Andrew Bird reimagines a song from World War I

guitarthumbiconThe typical rock cover tune takes the form of faithful homage: a loving tribute to a favorite songwriter or an important influence. At best, this kind of cover opens a window into an artist’s formative aesthetics, and draws a through line between a contemporary and his or her predecessors; at worst, it’s plodding, dull, and unimaginative, too caught up in being respectful to be interesting. Then there’s the novelty cover, in which a band takes an ironic crack at an uncool or highly unexpected source: a punk version of a Barry Manilow tune, or a bluegrass take on the Ramones. This kind of cover rarely rises above the level of a wisecrack: it’s kind of funny in passing, but also predictable and usually entirely forgettable.

A better approach to the cover tune is to avoid the dual traps of over-easy irony and over-earnest tribute by aiming instead at reinterpretation. One of the best reinterpretive covers I’ve heard recently is Andrew Bird’s version of the 1918 pop hit “How ‘Ya Gonna Keep ‘Em Down on the Farm,” which he released, slightly retitled as “How You Gonna Keep ‘Em Down on the Farm,” on his 2008 EP Soldier On. The original version, with lyrics by Sam M. Lewis and Joe Young, and music by Walter Donaldson, was recorded by a number of popular performers in the years immediately following World War I. You can hear a version recorded by Harry Fay in 1918 here, via You can read the lyrics on the same site, and also at Time Portal To Old St. Louis, which puts the song’s publication date at 1919 rather than 1918.

In the song, a couple argue with one another about whether their sons will return home to the farm now that World War I has come to an end. When the wife expresses her happiness at the thought of her boys coming home, her husband, Reuben, replies, “How ’ya gonna keep ’em, down on the farm / After they’ve seen Pa-ree?” He suggests that “They’ll never want to see a rake or plow,” and (amusingly and absurdly) asks her, “And who the deuce can parleyvous a cow?” The wife’s reply is that you can take the boy from the farm, but you can’t take the farm from the boy: “Once a farmer, always a jay /And farmers always stick to the hay.”

Fay’s 1919 version of the tune bounces along amiably, treating the lyric (which is sometimes quite silly) as a lighthearted joke. His performance is all humor and showmanship, without a trace of either sentimentality or seriousness. Bird, on the other hand, decides to take the lyrics fully in earnest, and transforms the song into a slow and mournful folk ballad. Though he follows the original lyric closely, he reworks the melody dramatically, and both his vocal performance and arrangement come off as utterly sincere. As a result, the humorous novelty pop hit becomes something much sweeter, sadder, and richer. Bird’s vocal poignantly captures the sadness of a parent who recognizes that her grown-up children won’t be coming home again, and her fear for their well-being and safety now that they’re beyond her protection (“How ya gonna keep ’em away from harm,” Bird sings in the chorus, with both nervousness and world-wise resignation). At the same time, you can hear a parent’s pride and joy in her sons’ independence, and the understanding that it’s time to let go.

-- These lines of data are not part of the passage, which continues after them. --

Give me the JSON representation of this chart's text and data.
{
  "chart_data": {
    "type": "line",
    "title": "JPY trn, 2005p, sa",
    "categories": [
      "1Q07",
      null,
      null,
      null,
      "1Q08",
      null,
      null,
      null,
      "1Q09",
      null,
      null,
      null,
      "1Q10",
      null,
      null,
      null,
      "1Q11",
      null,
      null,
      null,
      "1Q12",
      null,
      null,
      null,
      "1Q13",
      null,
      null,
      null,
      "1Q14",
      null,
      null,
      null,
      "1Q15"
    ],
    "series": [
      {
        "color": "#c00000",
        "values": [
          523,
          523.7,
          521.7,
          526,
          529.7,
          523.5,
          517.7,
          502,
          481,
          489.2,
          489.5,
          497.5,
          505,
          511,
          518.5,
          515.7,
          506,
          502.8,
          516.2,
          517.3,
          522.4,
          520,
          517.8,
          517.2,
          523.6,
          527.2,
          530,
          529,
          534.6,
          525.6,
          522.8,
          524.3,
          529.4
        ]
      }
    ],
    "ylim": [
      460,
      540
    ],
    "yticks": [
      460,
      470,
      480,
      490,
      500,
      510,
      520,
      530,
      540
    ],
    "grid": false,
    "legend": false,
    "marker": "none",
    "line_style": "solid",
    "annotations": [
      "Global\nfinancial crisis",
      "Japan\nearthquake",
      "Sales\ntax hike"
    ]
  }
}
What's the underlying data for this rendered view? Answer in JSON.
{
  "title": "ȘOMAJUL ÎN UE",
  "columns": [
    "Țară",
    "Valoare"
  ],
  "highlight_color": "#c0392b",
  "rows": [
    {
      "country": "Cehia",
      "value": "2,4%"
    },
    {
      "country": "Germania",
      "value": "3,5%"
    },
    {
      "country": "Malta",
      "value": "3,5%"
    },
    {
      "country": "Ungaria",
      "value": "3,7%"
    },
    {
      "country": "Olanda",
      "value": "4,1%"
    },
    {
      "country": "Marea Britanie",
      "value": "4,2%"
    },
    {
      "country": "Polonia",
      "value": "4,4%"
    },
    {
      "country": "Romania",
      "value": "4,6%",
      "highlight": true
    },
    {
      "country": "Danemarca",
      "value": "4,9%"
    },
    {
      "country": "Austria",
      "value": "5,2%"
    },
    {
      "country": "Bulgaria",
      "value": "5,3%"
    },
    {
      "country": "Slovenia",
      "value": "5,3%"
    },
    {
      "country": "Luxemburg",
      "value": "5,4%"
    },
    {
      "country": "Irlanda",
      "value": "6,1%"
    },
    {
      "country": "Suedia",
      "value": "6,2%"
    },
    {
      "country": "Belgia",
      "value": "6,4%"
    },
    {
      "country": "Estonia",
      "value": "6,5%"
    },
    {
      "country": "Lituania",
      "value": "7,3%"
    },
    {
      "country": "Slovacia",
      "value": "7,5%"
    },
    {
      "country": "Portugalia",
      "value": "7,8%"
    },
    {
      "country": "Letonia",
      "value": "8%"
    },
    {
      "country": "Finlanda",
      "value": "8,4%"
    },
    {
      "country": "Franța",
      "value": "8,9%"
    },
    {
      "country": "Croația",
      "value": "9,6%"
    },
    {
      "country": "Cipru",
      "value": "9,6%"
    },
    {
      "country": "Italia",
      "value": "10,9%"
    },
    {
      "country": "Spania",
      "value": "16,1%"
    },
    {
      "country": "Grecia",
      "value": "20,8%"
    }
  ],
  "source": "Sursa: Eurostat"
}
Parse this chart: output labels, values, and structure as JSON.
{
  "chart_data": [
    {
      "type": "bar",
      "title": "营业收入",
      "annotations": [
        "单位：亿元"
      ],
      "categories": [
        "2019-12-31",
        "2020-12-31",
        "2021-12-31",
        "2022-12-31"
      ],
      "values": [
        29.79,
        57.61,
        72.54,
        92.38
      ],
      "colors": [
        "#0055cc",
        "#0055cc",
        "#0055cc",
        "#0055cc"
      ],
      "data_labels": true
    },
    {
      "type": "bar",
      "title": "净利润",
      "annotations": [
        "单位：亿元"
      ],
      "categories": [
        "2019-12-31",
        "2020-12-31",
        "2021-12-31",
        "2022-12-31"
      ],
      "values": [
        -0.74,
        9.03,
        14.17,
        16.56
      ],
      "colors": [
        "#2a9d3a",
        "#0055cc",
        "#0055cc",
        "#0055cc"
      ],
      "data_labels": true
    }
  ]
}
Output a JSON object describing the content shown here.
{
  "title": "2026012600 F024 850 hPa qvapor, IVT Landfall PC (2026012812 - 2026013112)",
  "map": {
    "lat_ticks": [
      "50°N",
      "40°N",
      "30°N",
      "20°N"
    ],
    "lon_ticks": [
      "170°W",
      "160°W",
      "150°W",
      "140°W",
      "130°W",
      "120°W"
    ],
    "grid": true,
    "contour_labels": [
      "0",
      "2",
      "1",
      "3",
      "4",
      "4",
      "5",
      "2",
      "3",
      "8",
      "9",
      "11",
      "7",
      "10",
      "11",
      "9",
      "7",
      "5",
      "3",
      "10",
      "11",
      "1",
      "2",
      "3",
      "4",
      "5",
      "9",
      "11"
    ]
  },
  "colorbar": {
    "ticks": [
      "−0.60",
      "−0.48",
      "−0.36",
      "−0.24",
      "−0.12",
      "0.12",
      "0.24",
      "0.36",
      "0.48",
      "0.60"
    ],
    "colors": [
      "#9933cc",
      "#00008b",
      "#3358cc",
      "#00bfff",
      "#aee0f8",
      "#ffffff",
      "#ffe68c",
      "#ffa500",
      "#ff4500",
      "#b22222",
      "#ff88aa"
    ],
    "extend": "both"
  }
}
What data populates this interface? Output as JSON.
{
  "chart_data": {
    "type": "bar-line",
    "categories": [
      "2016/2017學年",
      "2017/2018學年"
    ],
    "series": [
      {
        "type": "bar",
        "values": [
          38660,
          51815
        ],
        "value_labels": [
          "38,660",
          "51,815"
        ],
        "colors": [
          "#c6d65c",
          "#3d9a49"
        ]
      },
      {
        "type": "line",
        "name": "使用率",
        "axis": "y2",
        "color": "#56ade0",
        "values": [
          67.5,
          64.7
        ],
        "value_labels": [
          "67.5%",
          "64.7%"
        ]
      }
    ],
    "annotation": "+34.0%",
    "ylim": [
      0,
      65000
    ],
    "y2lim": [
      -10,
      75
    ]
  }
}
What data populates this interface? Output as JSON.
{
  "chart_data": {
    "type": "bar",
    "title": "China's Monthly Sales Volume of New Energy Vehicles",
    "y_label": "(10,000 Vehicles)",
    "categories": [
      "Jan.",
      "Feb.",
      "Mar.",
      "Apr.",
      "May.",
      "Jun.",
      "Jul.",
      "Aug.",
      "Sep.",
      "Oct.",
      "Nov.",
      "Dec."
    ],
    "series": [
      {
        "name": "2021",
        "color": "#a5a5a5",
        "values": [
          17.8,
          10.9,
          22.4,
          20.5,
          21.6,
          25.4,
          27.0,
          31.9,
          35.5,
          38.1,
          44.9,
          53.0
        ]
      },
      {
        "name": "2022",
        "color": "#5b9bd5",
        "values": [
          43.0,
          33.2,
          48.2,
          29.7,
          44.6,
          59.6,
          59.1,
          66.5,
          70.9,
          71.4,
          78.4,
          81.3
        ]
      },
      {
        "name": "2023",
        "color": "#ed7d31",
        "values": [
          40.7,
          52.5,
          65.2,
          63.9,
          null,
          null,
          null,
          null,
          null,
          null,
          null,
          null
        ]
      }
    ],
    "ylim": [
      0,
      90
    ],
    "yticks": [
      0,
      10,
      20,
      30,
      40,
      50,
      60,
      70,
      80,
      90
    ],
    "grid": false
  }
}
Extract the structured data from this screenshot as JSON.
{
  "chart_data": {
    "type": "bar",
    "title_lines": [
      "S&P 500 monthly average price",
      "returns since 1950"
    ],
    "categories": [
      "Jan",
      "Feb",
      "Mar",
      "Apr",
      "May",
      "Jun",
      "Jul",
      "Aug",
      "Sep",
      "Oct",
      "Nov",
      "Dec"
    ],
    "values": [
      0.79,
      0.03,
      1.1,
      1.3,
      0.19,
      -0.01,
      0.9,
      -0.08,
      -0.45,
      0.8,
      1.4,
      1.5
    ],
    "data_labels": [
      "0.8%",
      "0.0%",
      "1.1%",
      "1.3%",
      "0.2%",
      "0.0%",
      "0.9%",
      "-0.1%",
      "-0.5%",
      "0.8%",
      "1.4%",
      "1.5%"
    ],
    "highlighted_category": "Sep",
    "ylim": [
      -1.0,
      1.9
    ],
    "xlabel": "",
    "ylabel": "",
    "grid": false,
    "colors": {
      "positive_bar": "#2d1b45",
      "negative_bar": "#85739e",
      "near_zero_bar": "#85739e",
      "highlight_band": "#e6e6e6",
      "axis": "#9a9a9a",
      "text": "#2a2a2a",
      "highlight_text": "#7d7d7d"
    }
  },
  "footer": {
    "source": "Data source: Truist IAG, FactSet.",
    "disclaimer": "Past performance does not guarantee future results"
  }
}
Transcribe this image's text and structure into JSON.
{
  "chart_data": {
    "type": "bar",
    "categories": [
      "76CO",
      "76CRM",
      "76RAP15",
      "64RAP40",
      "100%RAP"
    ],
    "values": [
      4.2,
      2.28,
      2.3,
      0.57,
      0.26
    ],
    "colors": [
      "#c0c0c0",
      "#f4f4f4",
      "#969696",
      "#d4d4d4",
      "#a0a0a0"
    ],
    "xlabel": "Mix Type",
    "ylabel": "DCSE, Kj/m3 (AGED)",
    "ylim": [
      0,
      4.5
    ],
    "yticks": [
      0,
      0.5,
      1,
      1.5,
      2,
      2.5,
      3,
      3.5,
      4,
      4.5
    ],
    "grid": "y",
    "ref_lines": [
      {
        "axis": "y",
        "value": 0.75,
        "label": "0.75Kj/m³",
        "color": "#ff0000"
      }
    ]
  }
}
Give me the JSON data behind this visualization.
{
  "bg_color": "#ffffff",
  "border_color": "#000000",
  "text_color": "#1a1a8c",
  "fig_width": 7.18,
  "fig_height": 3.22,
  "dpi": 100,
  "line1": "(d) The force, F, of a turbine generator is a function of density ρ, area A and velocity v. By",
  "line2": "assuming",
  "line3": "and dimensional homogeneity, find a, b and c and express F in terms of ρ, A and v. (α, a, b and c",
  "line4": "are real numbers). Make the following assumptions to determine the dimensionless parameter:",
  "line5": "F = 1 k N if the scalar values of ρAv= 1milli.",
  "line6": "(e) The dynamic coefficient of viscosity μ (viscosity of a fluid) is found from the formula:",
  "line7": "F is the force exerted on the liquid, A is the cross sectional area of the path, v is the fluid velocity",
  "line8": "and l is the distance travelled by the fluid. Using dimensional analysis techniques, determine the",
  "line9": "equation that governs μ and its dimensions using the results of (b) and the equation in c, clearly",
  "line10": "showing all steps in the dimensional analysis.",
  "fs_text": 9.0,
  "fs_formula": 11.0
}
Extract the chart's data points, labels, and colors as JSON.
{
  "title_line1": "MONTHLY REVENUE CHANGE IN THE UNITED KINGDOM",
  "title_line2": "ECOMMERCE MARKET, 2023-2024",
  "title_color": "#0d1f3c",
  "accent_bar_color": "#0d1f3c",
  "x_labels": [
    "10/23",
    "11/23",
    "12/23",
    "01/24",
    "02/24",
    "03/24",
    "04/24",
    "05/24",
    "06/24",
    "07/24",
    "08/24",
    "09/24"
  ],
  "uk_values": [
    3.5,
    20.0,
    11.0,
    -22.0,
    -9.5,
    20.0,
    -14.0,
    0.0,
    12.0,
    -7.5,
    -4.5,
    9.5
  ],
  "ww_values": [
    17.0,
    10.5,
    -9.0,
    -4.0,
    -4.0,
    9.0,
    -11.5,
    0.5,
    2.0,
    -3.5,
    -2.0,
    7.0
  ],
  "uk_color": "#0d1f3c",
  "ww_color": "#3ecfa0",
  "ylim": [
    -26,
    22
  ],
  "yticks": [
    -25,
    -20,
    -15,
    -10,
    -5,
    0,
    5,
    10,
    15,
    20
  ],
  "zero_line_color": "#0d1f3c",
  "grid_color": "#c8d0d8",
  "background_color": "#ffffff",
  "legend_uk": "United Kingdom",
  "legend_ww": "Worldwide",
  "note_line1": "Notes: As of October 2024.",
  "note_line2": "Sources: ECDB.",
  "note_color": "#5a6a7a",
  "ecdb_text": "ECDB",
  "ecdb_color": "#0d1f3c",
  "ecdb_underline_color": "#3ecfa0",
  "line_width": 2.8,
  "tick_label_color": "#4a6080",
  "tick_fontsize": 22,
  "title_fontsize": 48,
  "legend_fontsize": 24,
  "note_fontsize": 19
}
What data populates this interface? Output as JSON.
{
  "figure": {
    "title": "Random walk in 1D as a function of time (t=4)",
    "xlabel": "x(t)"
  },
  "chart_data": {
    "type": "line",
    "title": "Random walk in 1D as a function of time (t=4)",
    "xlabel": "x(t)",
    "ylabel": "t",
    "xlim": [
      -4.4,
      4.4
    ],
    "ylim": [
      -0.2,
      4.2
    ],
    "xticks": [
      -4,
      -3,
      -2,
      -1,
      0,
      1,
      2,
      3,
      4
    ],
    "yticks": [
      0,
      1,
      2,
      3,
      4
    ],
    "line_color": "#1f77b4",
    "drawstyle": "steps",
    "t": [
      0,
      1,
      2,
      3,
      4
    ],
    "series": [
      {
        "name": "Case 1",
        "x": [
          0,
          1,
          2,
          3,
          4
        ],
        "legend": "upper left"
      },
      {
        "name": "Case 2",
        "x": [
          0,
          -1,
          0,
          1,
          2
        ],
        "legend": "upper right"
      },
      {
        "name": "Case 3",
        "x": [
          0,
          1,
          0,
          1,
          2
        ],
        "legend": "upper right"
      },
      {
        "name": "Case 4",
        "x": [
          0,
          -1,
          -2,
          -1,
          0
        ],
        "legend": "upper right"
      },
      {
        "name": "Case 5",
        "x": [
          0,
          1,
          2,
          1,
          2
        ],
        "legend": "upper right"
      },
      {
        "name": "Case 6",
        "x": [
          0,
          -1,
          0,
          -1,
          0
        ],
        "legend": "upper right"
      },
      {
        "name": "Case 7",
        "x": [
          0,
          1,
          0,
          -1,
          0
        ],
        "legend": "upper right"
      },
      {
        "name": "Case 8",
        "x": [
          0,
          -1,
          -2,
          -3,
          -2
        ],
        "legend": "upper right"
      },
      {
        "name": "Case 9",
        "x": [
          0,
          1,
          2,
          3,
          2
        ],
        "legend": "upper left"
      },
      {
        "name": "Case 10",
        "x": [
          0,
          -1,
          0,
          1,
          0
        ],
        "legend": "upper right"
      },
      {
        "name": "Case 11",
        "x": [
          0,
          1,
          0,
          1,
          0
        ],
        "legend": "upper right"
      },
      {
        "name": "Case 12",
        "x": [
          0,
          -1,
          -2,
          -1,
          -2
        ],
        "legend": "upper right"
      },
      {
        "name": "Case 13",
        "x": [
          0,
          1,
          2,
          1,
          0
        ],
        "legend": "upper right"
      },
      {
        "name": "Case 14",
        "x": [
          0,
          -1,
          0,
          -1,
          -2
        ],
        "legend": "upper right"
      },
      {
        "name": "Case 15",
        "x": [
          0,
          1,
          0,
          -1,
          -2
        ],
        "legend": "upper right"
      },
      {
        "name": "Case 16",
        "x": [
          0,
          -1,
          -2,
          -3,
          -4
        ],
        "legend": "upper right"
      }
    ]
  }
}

Released in 2008, Bird’s version also taps into the ninety years of American history that has elapsed since “How Ya Gonna Keep ‘Em Down on the Farm” was originally published. In Bird’s hands, the song also becomes a lament for the slow death of American rural culture. We now know that the husband in the song is absolutely right: over the course of the 20th century, almost every farmer’s son and daughter did indeed leave the farm, and resettled in the cities and the suburbs. Part of what’s great about Bird’s rendition is that it doesn’t display much nostalgia: his vocal delivery treats the lure of the city seriously, and admits both the pleasures of modern life and the sadness of the increasingly few people who’ve stayed behind and remained a part of rural culture. Bird (who lives in both Chicago and rural Illinois) doesn’t judge the parents for staying or the children for leaving; instead, he goes after the idea of what it feels like as the world changes around you, becoming a different place (for better or worse) than the one you’ve loved.